2025'in ortalarından itibaren, Zephyr Ost'ta 200 kişi civarında bir iş gücü istihdam ediliyor olacak. Projenin arkasındaki İsviçreli mimarlık firması Diener & Diener'in partneri Michael Roth, “Binanın mimarisi, insan unsurunu ön plana çıkarıyor” diyor. Gelecekte şirketin ofislerine ev sahipliği yapacak bina olan Zephyr West, halihazırda Zephyr Hangar projesinde görev alan Diener & Diener'e atandı.  “Burası bir iş yeri, bu yüzden de bir yandan çalışanların ihtiyaç duyabileceği tüm kolaylıkları sunarken diğer yandan da olabildiğince çekici kılınması gerekiyordu. Gün ışığıyla ve geniş manzaralarla dolu odalar sunmanın burayı iyi bir çalışma alanı haline getirmenin mükemmel bir yolu olduğunu düşündük.”

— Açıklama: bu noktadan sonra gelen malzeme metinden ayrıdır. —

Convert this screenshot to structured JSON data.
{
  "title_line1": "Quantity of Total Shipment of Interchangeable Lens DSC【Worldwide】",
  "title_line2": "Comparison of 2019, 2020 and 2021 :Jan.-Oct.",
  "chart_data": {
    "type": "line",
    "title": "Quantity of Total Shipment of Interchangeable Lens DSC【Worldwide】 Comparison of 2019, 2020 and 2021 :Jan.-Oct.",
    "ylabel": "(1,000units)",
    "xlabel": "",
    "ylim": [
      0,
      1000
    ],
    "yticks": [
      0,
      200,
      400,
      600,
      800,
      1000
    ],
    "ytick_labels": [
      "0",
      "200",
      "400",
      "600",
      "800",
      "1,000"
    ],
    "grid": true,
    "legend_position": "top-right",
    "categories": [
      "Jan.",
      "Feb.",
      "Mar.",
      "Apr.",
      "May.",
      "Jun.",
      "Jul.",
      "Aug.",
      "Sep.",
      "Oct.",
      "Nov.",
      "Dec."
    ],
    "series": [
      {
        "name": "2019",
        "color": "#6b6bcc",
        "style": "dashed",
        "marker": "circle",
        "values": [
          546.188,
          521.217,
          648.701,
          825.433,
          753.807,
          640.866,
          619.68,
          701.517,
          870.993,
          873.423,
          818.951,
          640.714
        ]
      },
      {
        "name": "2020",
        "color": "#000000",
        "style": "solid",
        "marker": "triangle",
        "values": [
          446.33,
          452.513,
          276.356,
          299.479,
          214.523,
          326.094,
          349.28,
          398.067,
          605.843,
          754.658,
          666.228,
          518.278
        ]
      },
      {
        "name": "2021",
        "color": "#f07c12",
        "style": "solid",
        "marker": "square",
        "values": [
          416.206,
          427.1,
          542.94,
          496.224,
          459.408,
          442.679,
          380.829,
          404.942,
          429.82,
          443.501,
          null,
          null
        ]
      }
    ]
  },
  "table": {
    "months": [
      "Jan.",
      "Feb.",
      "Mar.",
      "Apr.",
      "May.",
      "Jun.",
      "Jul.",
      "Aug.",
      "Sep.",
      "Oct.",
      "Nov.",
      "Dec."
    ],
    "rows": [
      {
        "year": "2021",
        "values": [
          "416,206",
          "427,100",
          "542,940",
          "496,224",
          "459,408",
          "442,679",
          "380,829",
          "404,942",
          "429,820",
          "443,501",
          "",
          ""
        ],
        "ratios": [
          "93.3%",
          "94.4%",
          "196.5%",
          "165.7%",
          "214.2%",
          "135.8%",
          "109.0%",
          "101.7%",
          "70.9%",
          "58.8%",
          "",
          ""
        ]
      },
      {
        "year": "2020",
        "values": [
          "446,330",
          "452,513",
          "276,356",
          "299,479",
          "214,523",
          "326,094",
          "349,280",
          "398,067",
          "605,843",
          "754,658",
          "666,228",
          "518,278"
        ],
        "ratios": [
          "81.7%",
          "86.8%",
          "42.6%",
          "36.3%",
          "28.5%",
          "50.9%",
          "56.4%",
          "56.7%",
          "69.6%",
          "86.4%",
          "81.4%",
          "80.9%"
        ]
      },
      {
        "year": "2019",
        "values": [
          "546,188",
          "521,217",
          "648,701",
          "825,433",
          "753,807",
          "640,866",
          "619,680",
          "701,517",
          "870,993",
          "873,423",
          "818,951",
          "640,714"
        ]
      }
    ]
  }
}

V-ZUG'un yeni üretim tesisini geleneksel modellerden ayıran bir diğer özellik ise lokasyonu. Tıpkı “üçlemeyi” oluşturan diğer iki bina gibi (Zephyr Hangar ve Mistral) Zephyr Ost da şehir manzarasına ahenkle entegre edilmiş durumda. “Baş etmemiz gereken en büyük zorluk, 70 metre uzunluğa ve 50 metre derinliğe sahip binanın büyüklüğü oldu” diyen Michael Roth, sözlerini şöyle sürdürüyor: ”Bununla beraber, ister çevredeki caddelerden, ister konumun kendi içinde bakın, bu kadar büyük olduğunu hissettirmiyor. Bu yönüyle de insanların yaşadığı, farklı işler yürüttüğü, eğitim gördüğü ve hobileriyle uğraştığı komşu bölgelerle akıcı bir şekilde uyum sağlayabiliyor.”

Günün sonunda V-ZUG, Adrien Theiler'in hatırladığı üzere, Zug'da uzun bir geçmişe sahip. “Zug, V-ZUG’un evi olma niteliğine sahip. Burası bizim yeniliklerin peşinde ilerlediğimiz, yeni ürünlere şekil verdiğimiz, geliştirdiğimiz, hayata geçirdiğimiz ve müşterilerimizin evlerine ulaştırdığımız yer. 111 yıldır buradayız ve geleceğe hazır bu yeni fabrika sayesinde gelecek yıllarda da pazarda yüksek bir rekabetle hizmet vermeye hazır durumdayız.”